I'm posting here to share my highly-curated set of reminders. Some are personal, but not anything I worry about sharing. Most are generic.
I have been studying ergonomics, stoicism, general health, breath practices, Buddhism, various contemporary mental model collections, and more. I've now got in the habit of adding to Mindful Notifier whenever I encounter an idea I really want in my head more often.
I especially appreciated the curated framework of stuff at https://conscious.is/resources though I have ideas of how their stuff could be further improved. I emailed them asking that they please add MN to their list of reminder tools in one of their handouts that is about this very topic. I also have a bunch of notes-to-self about this stuff and how I want to adapt it into my own conscious-music-coaching which is a direction I'm emphasizing in my career as a music teacher (https://wolftune.com FWIW).
Anyway, I'm attaching my reminders here as of today (but likely to keep evolving).
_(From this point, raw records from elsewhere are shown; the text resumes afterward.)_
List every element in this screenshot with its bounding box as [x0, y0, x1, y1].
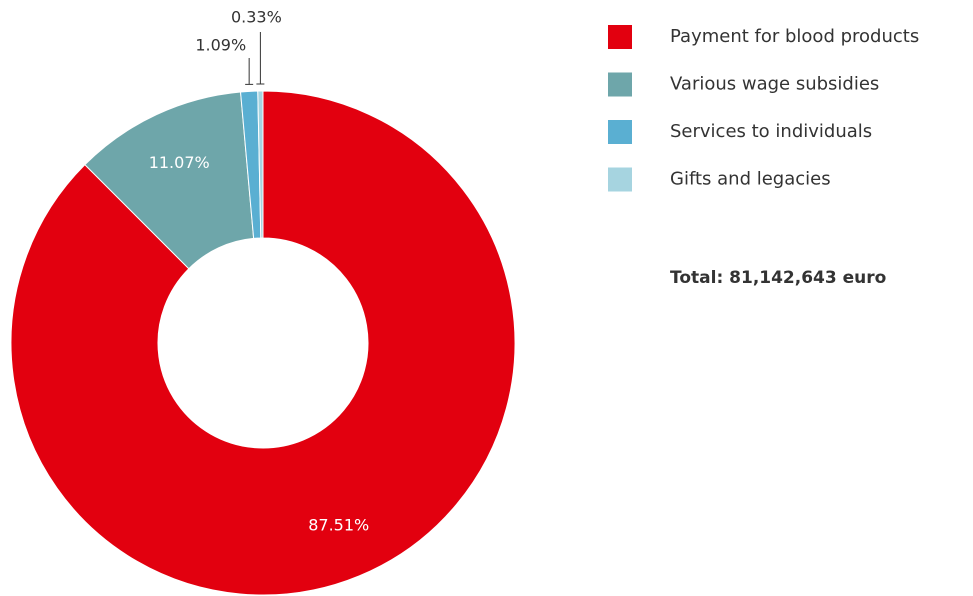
legend-label: Gifts and legacies — [670, 169, 831, 190]
slice-label: 87.51% — [308, 515, 369, 534]
legend-swatch — [608, 72, 632, 97]
slice — [84, 91, 255, 270]
slice — [257, 90, 264, 239]
slice-label: 1.09% — [195, 36, 246, 55]
legend-label: Payment for blood products — [670, 26, 919, 47]
legend-label: Various wage subsidies — [670, 74, 879, 95]
legend-swatch — [608, 25, 632, 49]
legend-swatch — [608, 167, 632, 192]
slice-label: 0.33% — [231, 8, 282, 27]
slice-label: 11.07% — [149, 153, 210, 172]
legend-swatch — [608, 120, 632, 144]
total-annotation: Total: 81,142,643 euro — [670, 268, 886, 288]
legend-label: Services to individuals — [670, 121, 872, 142]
Aaron's Mindful Notifier-reminders-20211227-0820.zip
Some notes:
Language style: I played with first-person/second-person/imperative/interrogative language. At first I had more "Am I willing…" questions per the Conscious.is stuff. But I wanted to get away from the self-orientation. I've heard there's benefits to second-person like "you can do it" vs "I can do it", but I switched mainly to imperative "Do it!". After that, I decided it wasn't focused on curious openness enough, so I moved to interrogative with no subject. So the evolution looks like; "Am I willing to be open to learning?" → "Am I open to learning?" → "Are you open to learning?" → "Be open to learning" → "Open to learning?"
I'm happy with the subjectless-interrogative result, but some of the other forms are still appropriate. I'm adjusting mostly by checking what reactions and results I actually get from each reminder.
I'd love to eventually see a curated collection of options to encourage people to use and to share.
I'd love to get others' feedback on the reminders I've made and collected (and to hear how they are helping others), and I'd love to know about reminders that others find most effective so that I can consider using them myself too!